Roodharige (Leccinum aurantiacum) foto en beschrijving

Roodharige (Leccinum aurantiacum)

Systematiek:
  • Afdeling: Basidiomycota (Basidiomycetes)
  • Onderverdeling: Agaricomycotina
  • Klasse: Agaricomycetes (Agaricomycetes)
  • Subklasse: Agaricomycetidae
  • Bestelling: Boletales
  • Familie: Boletaceae
  • Geslacht: Leccinum (Obabok)
  • Visie: Leccinum aurantiacum (roodharige)
    Andere namen voor de paddenstoel:

  • Boletus rood
  • Gemeenschappelijke boletus

andere namen:

  • Roodharige

  • Gemeenschappelijke boletus

  • Boletus bloedrood
  • Boletus sanguinescens

Roodharige

Boletus met rode dop:

Roodoranje, 5-15 cm in diameter, in de jeugd is het bolvormig, "uitgerekt" op het been, opent na verloop van tijd. De huid is fluweelzacht, steekt merkbaar langs de randen uit.
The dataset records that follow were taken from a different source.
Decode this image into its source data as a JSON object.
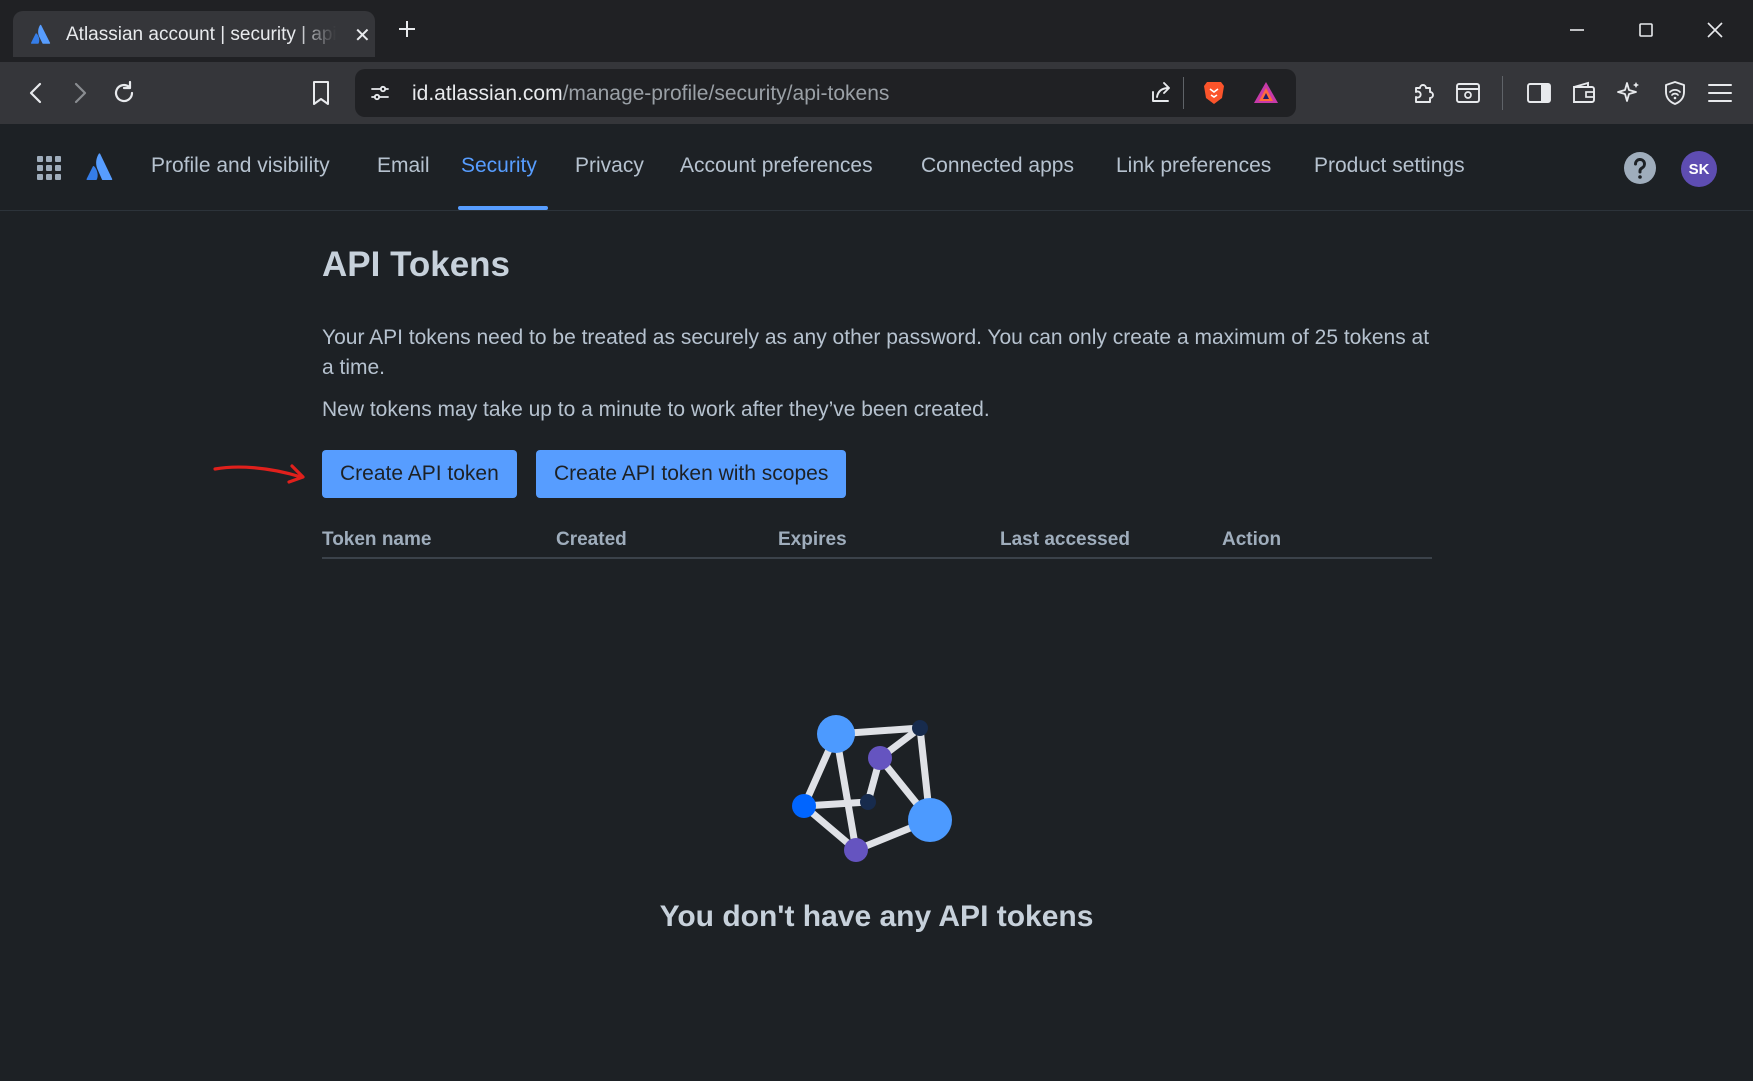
{
  "browser": {
    "tab": {
      "title": "Atlassian account | security | api tokens"
    },
    "url": {
      "host": "id.atlassian.com",
      "path": "/manage-profile/security/api-tokens"
    }
  },
  "nav": {
    "items": [
      {
        "label": "Profile and visibility"
      },
      {
        "label": "Email"
      },
      {
        "label": "Security",
        "active": true
      },
      {
        "label": "Privacy"
      },
      {
        "label": "Account preferences"
      },
      {
        "label": "Connected apps"
      },
      {
        "label": "Link preferences"
      },
      {
        "label": "Product settings"
      }
    ],
    "avatar_initials": "SK"
  },
  "main": {
    "title": "API Tokens",
    "description": "Your API tokens need to be treated as securely as any other password. You can only create a maximum of 25 tokens at a time.",
    "note": "New tokens may take up to a minute to work after they’ve been created.",
    "buttons": {
      "create": "Create API token",
      "create_scoped": "Create API token with scopes"
    },
    "table": {
      "columns": [
        "Token name",
        "Created",
        "Expires",
        "Last accessed",
        "Action"
      ]
    },
    "empty_state": "You don't have any API tokens"
  },
  "colors": {
    "background": "#1d2125",
    "accent": "#579dff",
    "avatar": "#5e4db2",
    "annotation_arrow": "#e0201c"
  }
}
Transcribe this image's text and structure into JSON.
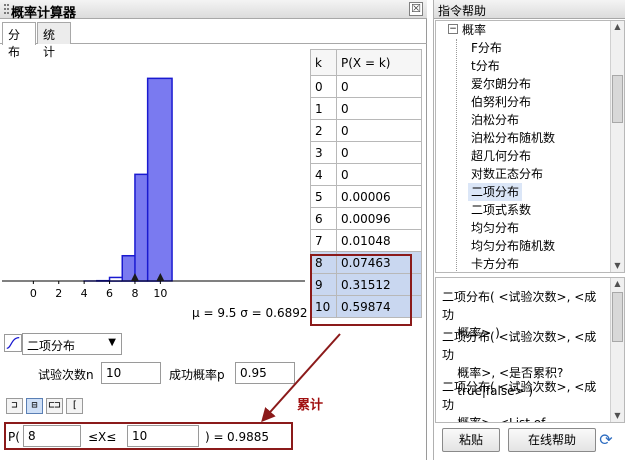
{
  "calculator": {
    "title": "概率计算器",
    "close_glyph": "☒",
    "tabs": [
      {
        "label": "分布",
        "active": true
      },
      {
        "label": "统计",
        "active": false
      }
    ],
    "distribution_select": "二项分布",
    "params": {
      "trials_label": "试验次数n",
      "trials_value": "10",
      "success_label": "成功概率p",
      "success_value": "0.95"
    },
    "interval_buttons": [
      {
        "glyph": "⊐",
        "name": "left-sided-button",
        "active": false
      },
      {
        "glyph": "⊟",
        "name": "interval-button",
        "active": true
      },
      {
        "glyph": "⊏⊐",
        "name": "two-tailed-button",
        "active": false
      },
      {
        "glyph": "[",
        "name": "right-sided-button",
        "active": false
      }
    ],
    "cumulative_label": "累计",
    "probability": {
      "prefix": "P(",
      "lower": "8",
      "middle": "≤X≤",
      "upper": "10",
      "suffix": ") =",
      "result": "0.9885"
    },
    "table": {
      "headers": [
        "k",
        "P(X = k)"
      ],
      "rows": [
        {
          "k": "0",
          "p": "0"
        },
        {
          "k": "1",
          "p": "0"
        },
        {
          "k": "2",
          "p": "0"
        },
        {
          "k": "3",
          "p": "0"
        },
        {
          "k": "4",
          "p": "0"
        },
        {
          "k": "5",
          "p": "0.00006"
        },
        {
          "k": "6",
          "p": "0.00096"
        },
        {
          "k": "7",
          "p": "0.01048"
        },
        {
          "k": "8",
          "p": "0.07463"
        },
        {
          "k": "9",
          "p": "0.31512"
        },
        {
          "k": "10",
          "p": "0.59874"
        }
      ],
      "highlighted_from_k": 8
    }
  },
  "chart_data": {
    "type": "bar",
    "x": [
      0,
      1,
      2,
      3,
      4,
      5,
      6,
      7,
      8,
      9,
      10
    ],
    "values": [
      0,
      0,
      0,
      0,
      0,
      6e-05,
      0.00096,
      0.01048,
      0.07463,
      0.31512,
      0.59874
    ],
    "highlighted_x": [
      8,
      9,
      10
    ],
    "x_ticks": [
      "0",
      "2",
      "4",
      "6",
      "8",
      "10"
    ],
    "xlim": [
      -1,
      11
    ],
    "ylim": [
      0,
      0.65
    ],
    "stats_text": "μ = 9.5   σ = 0.6892",
    "marker_positions_x": [
      8,
      10
    ],
    "colors": {
      "bar_fill": "#7a7af0",
      "bar_stroke": "#1a1ad0",
      "marker": "#1a1a1a"
    }
  },
  "help": {
    "title": "指令帮助",
    "tree_root": "概率",
    "tree_toggle": "−",
    "tree_items": [
      "F分布",
      "t分布",
      "爱尔朗分布",
      "伯努利分布",
      "泊松分布",
      "泊松分布随机数",
      "超几何分布",
      "对数正态分布",
      "二项分布",
      "二项式系数",
      "均匀分布",
      "均匀分布随机数",
      "卡方分布"
    ],
    "tree_selected": "二项分布",
    "syntax_lines": [
      "二项分布( <试验次数>, <成功\n    概率> )",
      "二项分布( <试验次数>, <成功\n    概率>, <是否累积?\n    true|false> )",
      "二项分布( <试验次数>, <成功\n    概率>, <List of"
    ],
    "paste_button": "粘贴",
    "online_help_button": "在线帮助",
    "refresh_glyph": "⟳"
  }
}
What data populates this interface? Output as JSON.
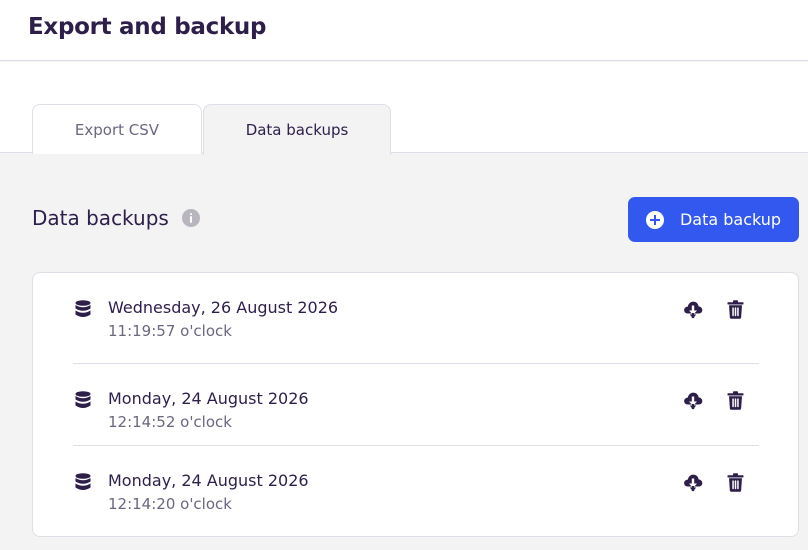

Het vlees is dicht, wit, op de snede wordt het snel donker tot blauwzwart.

Spore-dragende laag:

In de jeugd wit, dan grijsachtig bruin, dik, ongelijk.

Sporepoeder:

Geel bruin.

Rode boletuspoot:

Tot 15 cm lang, tot 5 cm in diameter, stevig, cilindrisch, naar beneden verdikt, wit, soms groenachtig aan de basis, diep in de grond zinkend, bedekt met longitudinale vezelachtige schubben van een roodbruine kleur. Het voelt fluweelzacht aan.

Verspreiding:

Roodharig groeit van juni tot oktober en vormt voornamelijk mycorrhiza met espen. Waar ze niet worden verzameld, wordt ze op kolossale schaal gevonden.

Vergelijkbare soorten:

Wat betreft het aantal soorten boletus (meer precies, het aantal soorten paddenstoelen, verenigd onder de Russische naam "boletus"), is er geen definitieve duidelijkheid. Roodharige (Leccinum aurantiacum) wordt gekenmerkt door lichtere schubben op de steel, een niet zo brede hoed en een veel stevigere constitutie als bij Leccinum versipelle. Qua textuur lijkt het eerder op een boletus (Leccinum scabrum). Andere soorten worden ook genoemd, waarbij ze voornamelijk worden onderscheiden door het type bomen waarmee deze schimmel mycorrhiza vormt: Leccinum quercinum met eik, L. peccinum met sparren, Leccinum vulpinum met dennen. Al deze paddenstoelen worden gekenmerkt door bruine schubben op de poot; bovendien onderscheidt "eiken boletus" (klinkt als "weidehoning") zich door zijn vruchtvlees met donkergrijze vlekken. Veel populaire publicaties verenigen echter al deze variëteiten volgens de vlag van de rode boletus en registreren ze alleen als ondersoorten.

Eetbaarheid:

In de hoogste mate.

Aantekeningen van de auteur:

Ik weet niet hoe iemand anders, maar voor mij is deze specifieke paddenstoel een echte boletus, en bijvoorbeeld geen geelbruine boletus (Leccinum versipelle). Overigens zijn paddenstoelwormen dezelfde mening toegedaan. Het is algemeen aanvaard dat esp nooit wormachtig is - en dit is bijna waar met betrekking tot Leccinum aurantiacum - wat helaas niet kan worden gezegd over geelbruin. In dit opzicht zijn echter alleen de violen perfect.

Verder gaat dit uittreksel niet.